OK, here's one similarity identified by James Dobson's Focus on the Family in a "CitizenLink" e-mail. "The name of the lead character, 'Mackenzie Allen,' sounds remarkably, poetically like 'Hillary Clinton,'" it stated, exercising poetic license.
Did "Commander in Chief" creator Rod Lurie really set out to be Hillary's advance man?
"This is not a You-Go-Hillary show, this is a You-Go-Girl show," Lurie said last week. "I just want to see women in the process, whether they be Democrats or Republicans or Independents. If there's any social agenda to the show, it's to be enthusiastic about the idea of a woman president -- and an Independent president. She's an Independent, which is sort of a big deal."
Trying to change the subject? Not so fast!
Some conservatives are in a lather over Mackenzie Allen's nemesis, the Republican speaker of the House (Donald Sutherland). The RedState Web site complained that this underhanded power broker was designed to bash all Republicans as "manipulative, back-stabbing, power-hungry politicians."

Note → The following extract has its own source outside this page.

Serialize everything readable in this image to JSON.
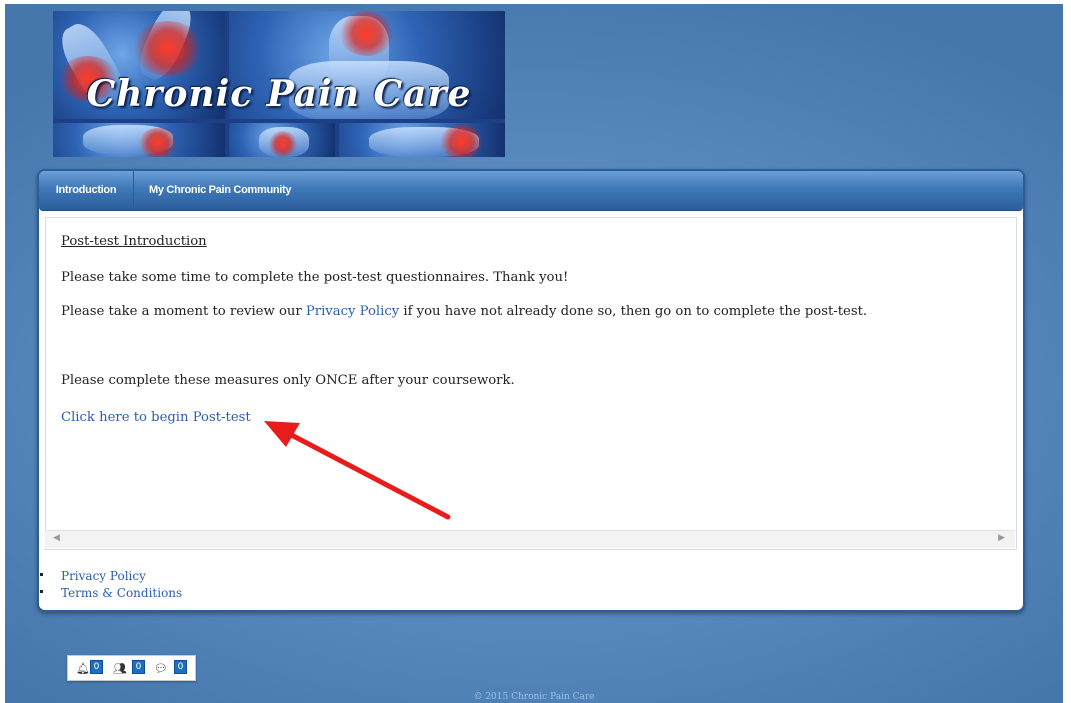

But Lurie pointed out that President Allen's own chief of staff -- a man of solid character -- is a Republican.
He added that "Commander in Chief" has its roots not in Hillary's campaign strategy but in "The Contender," a film he wrote and directed in 2000 about a vice presidential aspirant. (It starred Joan Allen ... for whom he named Mackenzie Allen.)
The writer
But what about "Commander in Chief" writer Steven Cohen, who worked for Hillary Clinton as the then first lady's deputy communications director?
Sure, said Lurie, who mentioned another of the show's writers, Crystal Nix Hines, who previously clerked for Supreme Court Justice Sandra Day O'Connor. Yet another, Stuart Stevens, ran the 2000 and 2004 media campaigns for President Bush.
"I promise that if there was no Hillary Clinton, there would still be a 'Commander in Chief' -- I want to have a hit show that people enjoy, and really, that's it," explained Lurie, whose surprising exit from his top 10-ranked series was announced a couple of days later.